Federal Judge Blocks Trump’s Order to Shut Down Education Dept., Reinstates Mass Layoffs

A federal judge blocks Trump’s Education Dept. shutdown order and reinstates employees laid off in mass firings.
Donald Trump

On Thursday, a federal judge in Boston blocked Donald Trump’s executive order aimed at dismantling the U.S. Department of Education, serving a blow to the president’s long-standing plan to shrink the federal government.

The ruling also requires the agency to reinstate employees who were fired in mass layoffs announced earlier this year.

U.S. District Judge Myong Joun issued a preliminary injunction halting the administration’s efforts to gut the department, saying the plan would inflict “irreparable harm” on students, schools, and vulnerable communities across the country.

“The plaintiffs painted a stark picture of the irreparable harm that will result from financial uncertainty and delay, impeded access to vital knowledge on which students and educators rely, and loss of essential services for America’s most vulnerable student populations,” Joun wrote in his ruling.

The executive order, issued in March, sent waves across the education world. Trump’s plan involved sweeping layoffs and restructuring within the Department of Education, a move critics said was a thinly veiled attempt to shut it down altogether.

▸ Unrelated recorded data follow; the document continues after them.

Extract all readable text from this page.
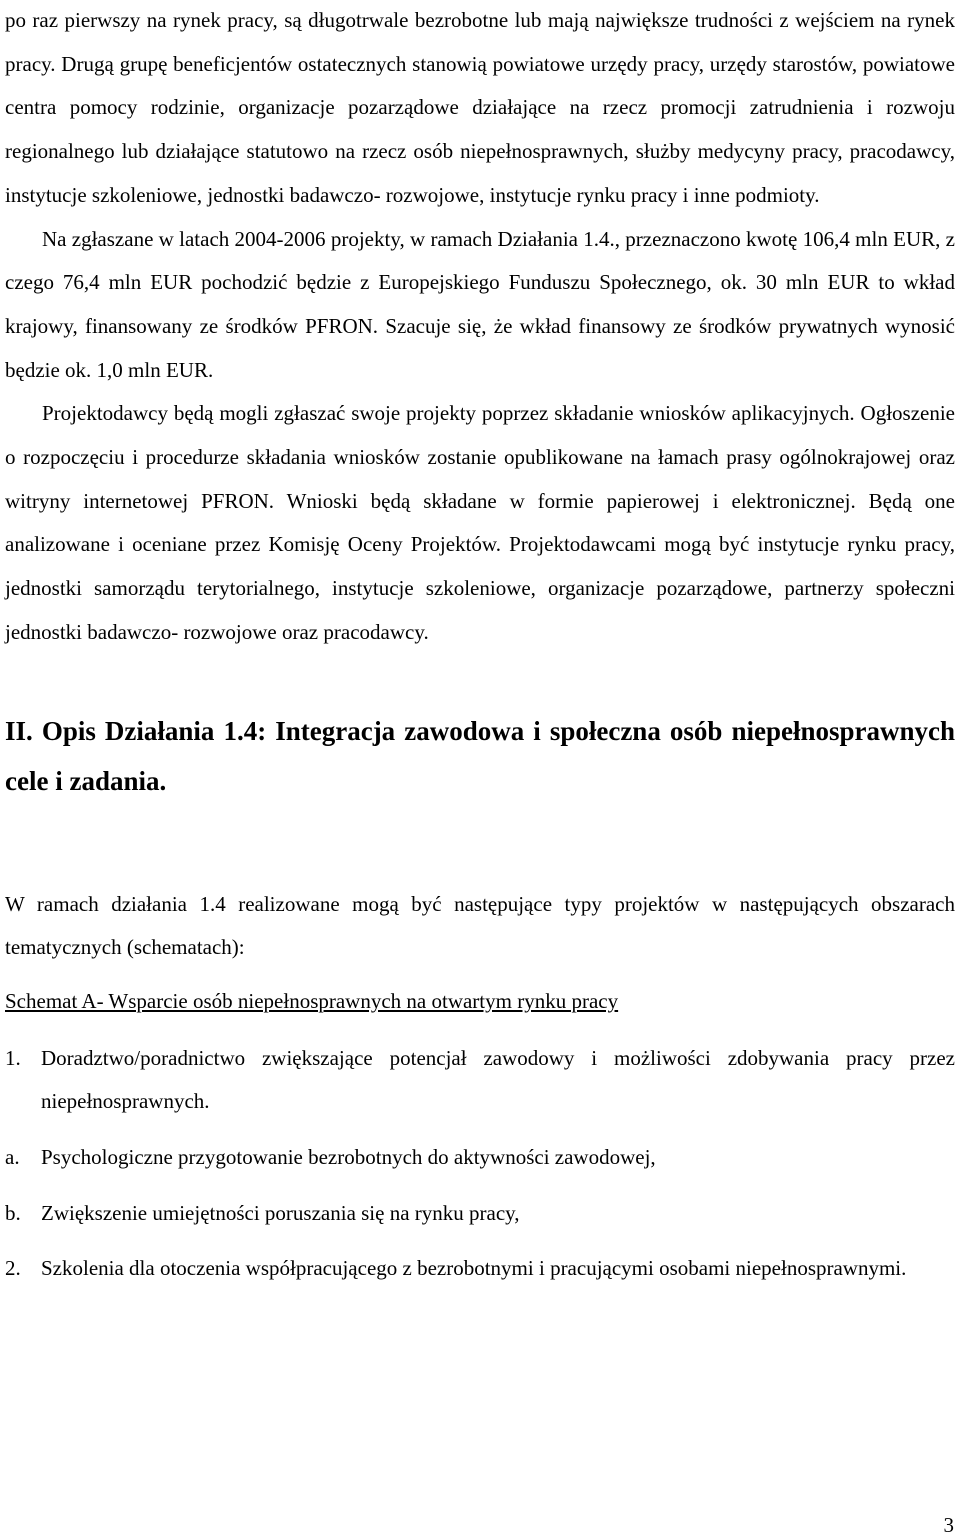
po raz pierwszy na rynek pracy, są długotrwale bezrobotne lub mają największe trudności z wejściem na rynek pracy. Drugą grupę beneficjentów ostatecznych stanowią powiatowe urzędy pracy, urzędy starostów, powiatowe centra pomocy rodzinie, organizacje pozarządowe działające na rzecz promocji zatrudnienia i rozwoju regionalnego lub działające statutowo na rzecz osób niepełnosprawnych, służby medycyny pracy, pracodawcy, instytucje szkoleniowe, jednostki badawczo- rozwojowe, instytucje rynku pracy i inne podmioty.

Na zgłaszane w latach 2004-2006 projekty, w ramach Działania 1.4., przeznaczono kwotę 106,4 mln EUR, z czego 76,4 mln EUR pochodzić będzie z Europejskiego Funduszu Społecznego, ok. 30 mln EUR to wkład krajowy, finansowany ze środków PFRON. Szacuje się, że wkład finansowy ze środków prywatnych wynosić będzie ok. 1,0 mln EUR.

Projektodawcy będą mogli zgłaszać swoje projekty poprzez składanie wniosków aplikacyjnych. Ogłoszenie o rozpoczęciu i procedurze składania wniosków zostanie opublikowane na łamach prasy ogólnokrajowej oraz witryny internetowej PFRON. Wnioski będą składane w formie papierowej i elektronicznej. Będą one analizowane i oceniane przez Komisję Oceny Projektów. Projektodawcami mogą być instytucje rynku pracy, jednostki samorządu terytorialnego, instytucje szkoleniowe, organizacje pozarządowe, partnerzy społeczni jednostki badawczo- rozwojowe oraz pracodawcy.

II. Opis Działania 1.4: Integracja zawodowa i społeczna osób niepełnosprawnych cele i zadania.

W ramach działania 1.4 realizowane mogą być następujące typy projektów w następujących obszarach tematycznych (schematach):

Schemat A- Wsparcie osób niepełnosprawnych na otwartym rynku pracy

1. Doradztwo/poradnictwo zwiększające potencjał zawodowy i możliwości zdobywania pracy przez niepełnosprawnych.
a.	Psychologiczne przygotowanie bezrobotnych do aktywności zawodowej,
b. Zwiększenie umiejętności poruszania się na rynku pracy,
2. Szkolenia dla otoczenia współpracującego z bezrobotnymi i pracującymi osobami niepełnosprawnymi.
3
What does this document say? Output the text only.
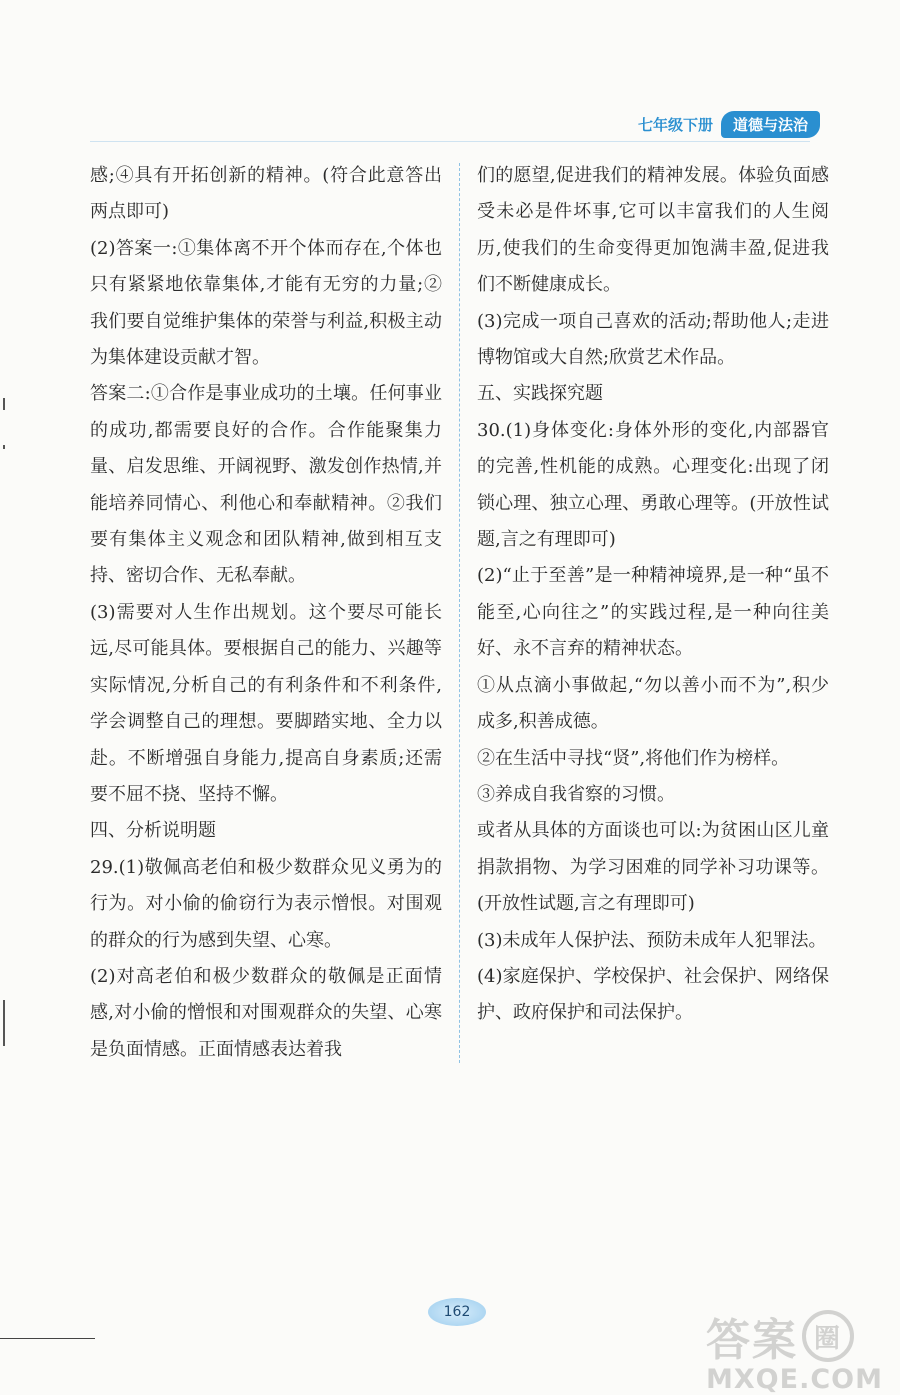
七年级下册	道德与法治

感;④具有开拓创新的精神。(符合此意答出两点即可)

(2)答案一:①集体离不开个体而存在,个体也只有紧紧地依靠集体,才能有无穷的力量;②我们要自觉维护集体的荣誉与利益,积极主动为集体建设贡献才智。

答案二:①合作是事业成功的土壤。任何事业的成功,都需要良好的合作。合作能聚集力量、启发思维、开阔视野、激发创作热情,并能培养同情心、利他心和奉献精神。②我们要有集体主义观念和团队精神,做到相互支持、密切合作、无私奉献。

(3)需要对人生作出规划。这个要尽可能长远,尽可能具体。要根据自己的能力、兴趣等实际情况,分析自己的有利条件和不利条件,学会调整自己的理想。要脚踏实地、全力以赴。不断增强自身能力,提高自身素质;还需要不屈不挠、坚持不懈。

四、分析说明题

29.(1)敬佩高老伯和极少数群众见义勇为的行为。对小偷的偷窃行为表示憎恨。对围观的群众的行为感到失望、心寒。

(2)对高老伯和极少数群众的敬佩是正面情感,对小偷的憎恨和对围观群众的失望、心寒是负面情感。正面情感表达着我

们的愿望,促进我们的精神发展。体验负面感受未必是件坏事,它可以丰富我们的人生阅历,使我们的生命变得更加饱满丰盈,促进我们不断健康成长。

(3)完成一项自己喜欢的活动;帮助他人;走进博物馆或大自然;欣赏艺术作品。

五、实践探究题

30.(1)身体变化:身体外形的变化,内部器官的完善,性机能的成熟。心理变化:出现了闭锁心理、独立心理、勇敢心理等。(开放性试题,言之有理即可)

(2)“止于至善”是一种精神境界,是一种“虽不能至,心向往之”的实践过程,是一种向往美好、永不言弃的精神状态。

①从点滴小事做起,“勿以善小而不为”,积少成多,积善成德。

②在生活中寻找“贤”,将他们作为榜样。

③养成自我省察的习惯。

或者从具体的方面谈也可以:为贫困山区儿童捐款捐物、为学习困难的同学补习功课等。(开放性试题,言之有理即可)

(3)未成年人保护法、预防未成年人犯罪法。

(4)家庭保护、学校保护、社会保护、网络保护、政府保护和司法保护。

162
答案 圈
MXQE.COM
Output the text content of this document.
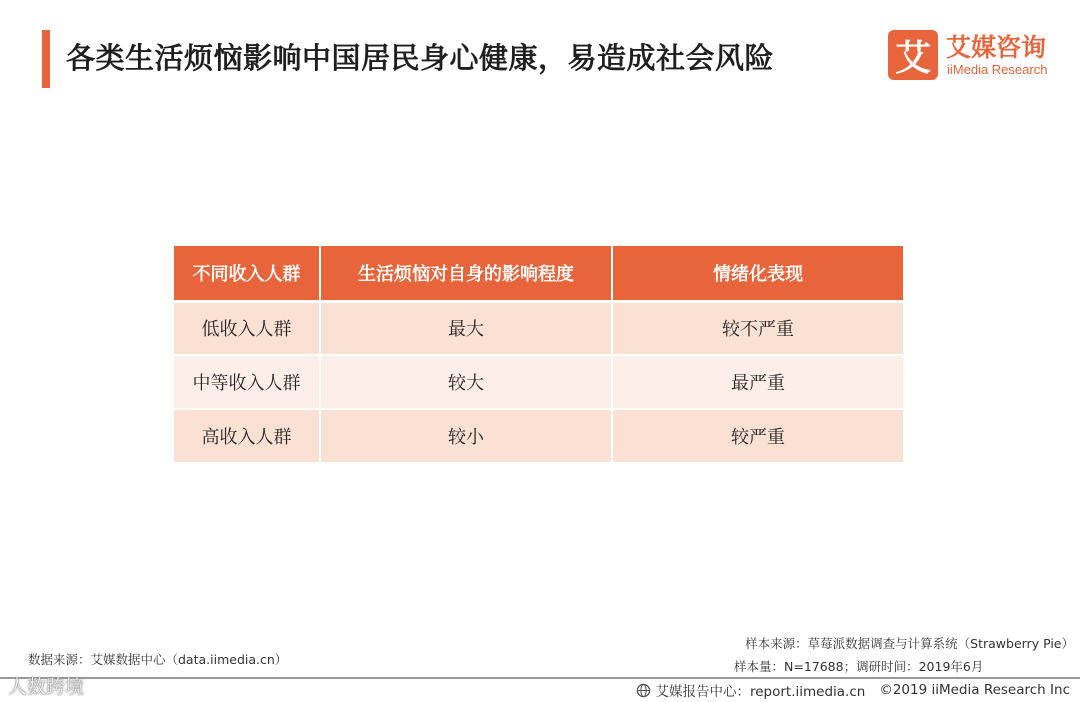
各类生活烦恼影响中国居民身心健康，易造成社会风险	艾 艾媒咨询
iiMedia Research
不同收入人群	生活烦恼对自身的影响程度	情绪化表现
低收入人群	最大	较不严重
中等收入人群	较大	最严重
高收入人群	较小	较严重
数据来源：艾媒数据中心（data.iimedia.cn）
样本来源：草莓派数据调查与计算系统（Strawberry Pie）
样本量：N=17688；调研时间：2019年6月
人数跨境	艾媒报告中心：report.iimedia.cn ©2019 iiMedia Research Inc
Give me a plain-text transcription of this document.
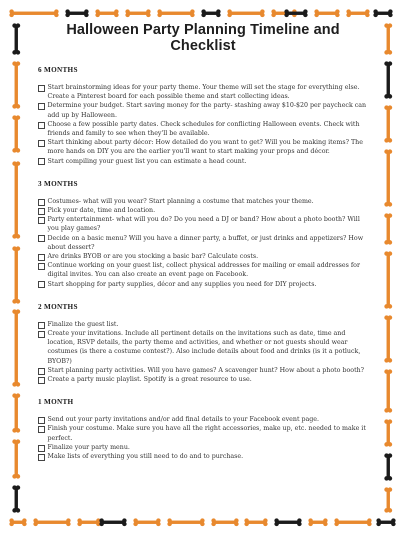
Halloween Party Planning Timeline and Checklist
6 MONTHS
Start brainstorming ideas for your party theme. Your theme will set the stage for everything else. Create a Pinterest board for each possible theme and start collecting ideas.
Determine your budget. Start saving money for the party- stashing away $10-$20 per paycheck can add up by Halloween.
Choose a few possible party dates. Check schedules for conflicting Halloween events. Check with friends and family to see when they'll be available.
Start thinking about party décor: How detailed do you want to get? Will you be making items? The more hands on DIY you are the earlier you'll want to start making your props and décor.
Start compiling your guest list you can estimate a head count.
3 MONTHS
Costumes- what will you wear? Start planning a costume that matches your theme.
Pick your date, time and location.
Party entertainment- what will you do? Do you need a DJ or band? How about a photo booth? Will you play games?
Decide on a basic menu? Will you have a dinner party, a buffet, or just drinks and appetizers? How about dessert?
Are drinks BYOB or are you stocking a basic bar? Calculate costs.
Continue working on your guest list, collect physical addresses for mailing or email addresses for digital invites. You can also create an event page on Facebook.
Start shopping for party supplies, décor and any supplies you need for DIY projects.
2 MONTHS
Finalize the guest list.
Create your invitations. Include all pertinent details on the invitations such as date, time and location, RSVP details, the party theme and activities, and whether or not guests should wear costumes (is there a costume contest?). Also include details about food and drinks (is it a potluck, BYOB?)
Start planning party activities. Will you have games? A scavenger hunt? How about a photo booth?
Create a party music playlist. Spotify is a great resource to use.
1 MONTH
Send out your party invitations and/or add final details to your Facebook event page.
Finish your costume. Make sure you have all the right accessories, make up, etc. needed to make it perfect.
Finalize your party menu.
Make lists of everything you still need to do and to purchase.
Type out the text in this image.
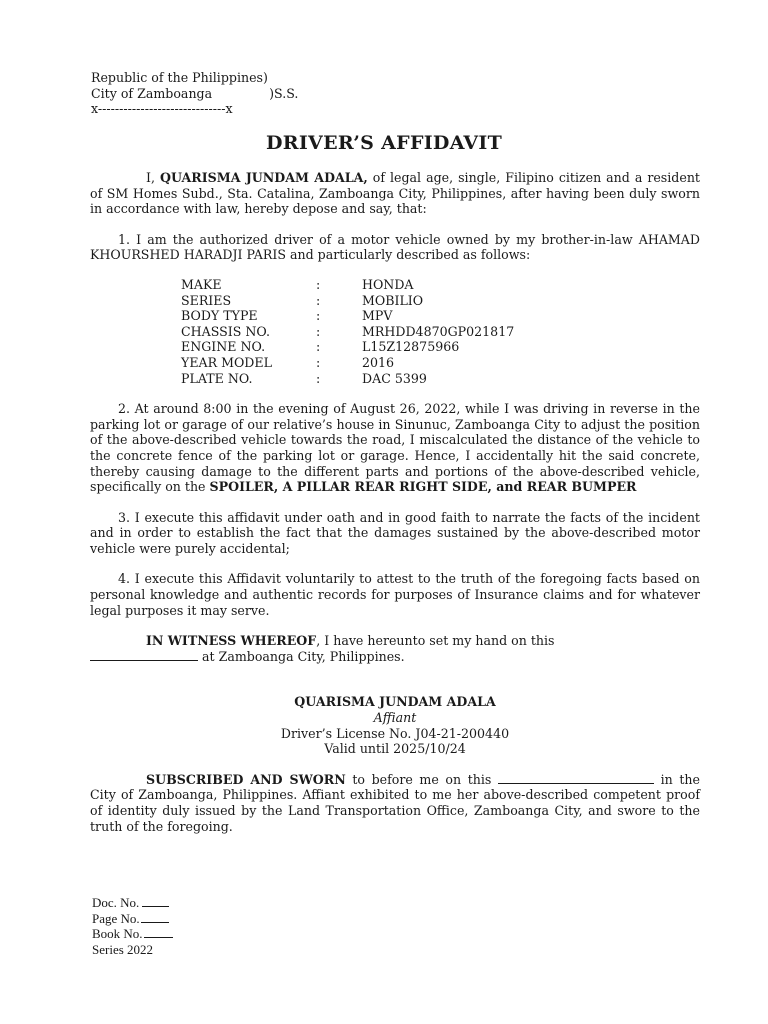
Republic of the Philippines)
City of Zamboanga	)S.S.
x------------------------------x
DRIVER’S AFFIDAVIT

I, QUARISMA JUNDAM ADALA, of legal age, single, Filipino citizen and a resident of SM Homes Subd., Sta. Catalina, Zamboanga City, Philippines, after having been duly sworn in accordance with law, hereby depose and say, that:

1. I am the authorized driver of a motor vehicle owned by my brother-in-law AHAMAD KHOURSHED HARADJI PARIS and particularly described as follows:

MAKE	:	HONDA
SERIES	:	MOBILIO
BODY TYPE	:	MPV
CHASSIS NO.	:	MRHDD4870GP021817
ENGINE NO.	:	L15Z12875966
YEAR MODEL	:	2016
PLATE NO.	:	DAC 5399

2. At around 8:00 in the evening of August 26, 2022, while I was driving in reverse in the parking lot or garage of our relative’s house in Sinunuc, Zamboanga City to adjust the position of the above-described vehicle towards the road, I miscalculated the distance of the vehicle to the concrete fence of the parking lot or garage. Hence, I accidentally hit the said concrete, thereby causing damage to the different parts and portions of the above-described vehicle, specifically on the SPOILER, A PILLAR REAR RIGHT SIDE, and REAR BUMPER

3. I execute this affidavit under oath and in good faith to narrate the facts of the incident and in order to establish the fact that the damages sustained by the above-described motor vehicle were purely accidental;

4. I execute this Affidavit voluntarily to attest to the truth of the foregoing facts based on personal knowledge and authentic records for purposes of Insurance claims and for whatever legal purposes it may serve.

IN WITNESS WHEREOF, I have hereunto set my hand on this
at Zamboanga City, Philippines.

QUARISMA JUNDAM ADALA
Affiant
Driver’s License No. J04-21-200440
Valid until 2025/10/24

SUBSCRIBED AND SWORN to before me on this	in the City of Zamboanga, Philippines. Affiant exhibited to me her above-described competent proof of identity duly issued by the Land Transportation Office, Zamboanga City, and swore to the truth of the foregoing.

Doc. No.
Page No.
Book No.
Series 2022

While the administration claimed the layoffs were simply about efficiency, education advocates weren’t buying it.

The lawsuit, filed by school districts in Somerville and Easthampton, Massachusetts, along with the American Federation of Teachers and other advocacy groups, argued that the layoffs amounted to an illegal dismantling of the department. And more importantly, it left the federal government unable to do its job.

We’re talking key functions like funding special education, distributing student financial aid, and enforcing civil rights protections in schools. All of that would’ve been compromised, the plaintiffs said.

In his order, Judge Joun didn’t hold back. He noted that mass layoffs would likely “cripple the Department”, preventing it from performing its congressionally mandated responsibilities. He ordered that all employees who were let go as part of the March 11 announcement be reinstated immediately.

For now, the Department of Education stays open and staffed. But this ruling doesn’t end the battle. It’s a temporary injunction, which means the final outcome could still change depending on how the case plays out in court.